4. Factors Influencing the Mode of Fracture in a Material

  • Material Composition: Alloying elements may enhance brittleness or ductility.

  • Temperature: In general, higher temperatures favor ductility while lower temperatures promote brittleness.

  • Strain Rate: Higher rates can lead to brittle behavior in materials that might otherwise fail ductilely at lower rates.

  • Stress Concentrators: Presence of defects or notches can lead to stress amplification, exacerbating brittle fracture.

5. Effect of Temperature on the Mode of Fracture

  • High Temperatures: Encourage ductile behavior in most materials, allowing for plastic deformation before fracture.

  • Low Temperatures: Can lower the ductile-to-brittle transition temperature (DBTT), promoting brittle fracture.

6. Effect of Strain Rate on the Mode of Fracture

  • High Strain Rates: Typically result in increased brittleness; materials may not have time to deform plastically.

  • Low Strain Rates: Allow for more plastic deformation and generally lead to ductile fractures.

7. Role of Notch Sensitivity in Fracture

  • Notch Sensitivity: Refers to a material's susceptibility to brittle fracture due to the presence of stress concentrators.

  • Materials that are highly notch-sensitive exhibit significant loss of fracture resistance in the presence of notches or flaws.

8. Difference Between Toughness and Strength

  • Toughness: The ability of a material to absorb energy and deform plastically before fracturing; reflects the material's overall resistance to fracture.

  • Strength: The capacity of a material to withstand applied loads without failure; often measured in terms of yield strength and ultimate tensile strength.

9. Determining Ductile-to-Brittle Transition Temperature (DBTT)

  • Method: DBTT can be measured through impact testing (e.g., Charpy impact test) at various temperatures to see at which point a material transitions from ductile to brittle behavior.

  • Graph: Plotting absorbed energy vs. temperature yields the transition point.

10. Practical Examples of Ductile and Brittle Fractures

  • Ductile Fracture Examples: Metal cables under tension, plastic materials subjected to bending.

  • Brittle Fracture Examples: Glass breaking, cast iron failing under tensile load.

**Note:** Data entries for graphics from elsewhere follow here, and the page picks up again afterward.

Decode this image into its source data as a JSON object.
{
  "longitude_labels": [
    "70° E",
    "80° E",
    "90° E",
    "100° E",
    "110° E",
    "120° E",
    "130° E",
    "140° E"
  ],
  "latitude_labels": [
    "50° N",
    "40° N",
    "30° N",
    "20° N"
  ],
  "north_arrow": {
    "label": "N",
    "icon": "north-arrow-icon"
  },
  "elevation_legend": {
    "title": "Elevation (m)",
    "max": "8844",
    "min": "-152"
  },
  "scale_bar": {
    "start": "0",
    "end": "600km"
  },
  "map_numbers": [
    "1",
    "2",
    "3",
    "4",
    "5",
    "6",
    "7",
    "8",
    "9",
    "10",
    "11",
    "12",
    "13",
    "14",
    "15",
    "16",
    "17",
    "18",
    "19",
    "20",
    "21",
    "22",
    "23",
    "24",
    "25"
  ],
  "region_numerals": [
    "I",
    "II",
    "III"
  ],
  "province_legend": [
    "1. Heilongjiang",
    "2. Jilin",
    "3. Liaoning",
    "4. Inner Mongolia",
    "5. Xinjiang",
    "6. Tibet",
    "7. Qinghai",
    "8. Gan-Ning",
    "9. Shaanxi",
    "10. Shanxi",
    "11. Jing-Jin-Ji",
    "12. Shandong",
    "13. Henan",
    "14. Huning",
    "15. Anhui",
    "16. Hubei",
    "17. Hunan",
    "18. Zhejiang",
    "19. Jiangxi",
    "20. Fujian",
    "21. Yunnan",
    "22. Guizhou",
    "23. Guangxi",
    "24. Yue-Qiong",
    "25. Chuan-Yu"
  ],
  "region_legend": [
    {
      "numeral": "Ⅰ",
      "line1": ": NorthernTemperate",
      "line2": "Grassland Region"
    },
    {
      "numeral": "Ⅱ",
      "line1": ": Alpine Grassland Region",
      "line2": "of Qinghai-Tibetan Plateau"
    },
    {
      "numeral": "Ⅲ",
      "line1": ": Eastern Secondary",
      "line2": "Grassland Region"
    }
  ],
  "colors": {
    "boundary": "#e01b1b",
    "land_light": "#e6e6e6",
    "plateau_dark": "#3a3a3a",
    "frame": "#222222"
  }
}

11. Process of Ductile Fracture in Tension with Diagram

  • Diagram Description: Shows an elongated material subjected to tensile stress where necking occurs before fracture.

  • Steps:

    • Initial loading leads to elastic deformation.

    • As stress increases, localized necking develops where plastic deformation is concentrated.

    • Further stress leads to void formation and growth at the neck region,

    • Final fracture occurs due to coalescence of voids.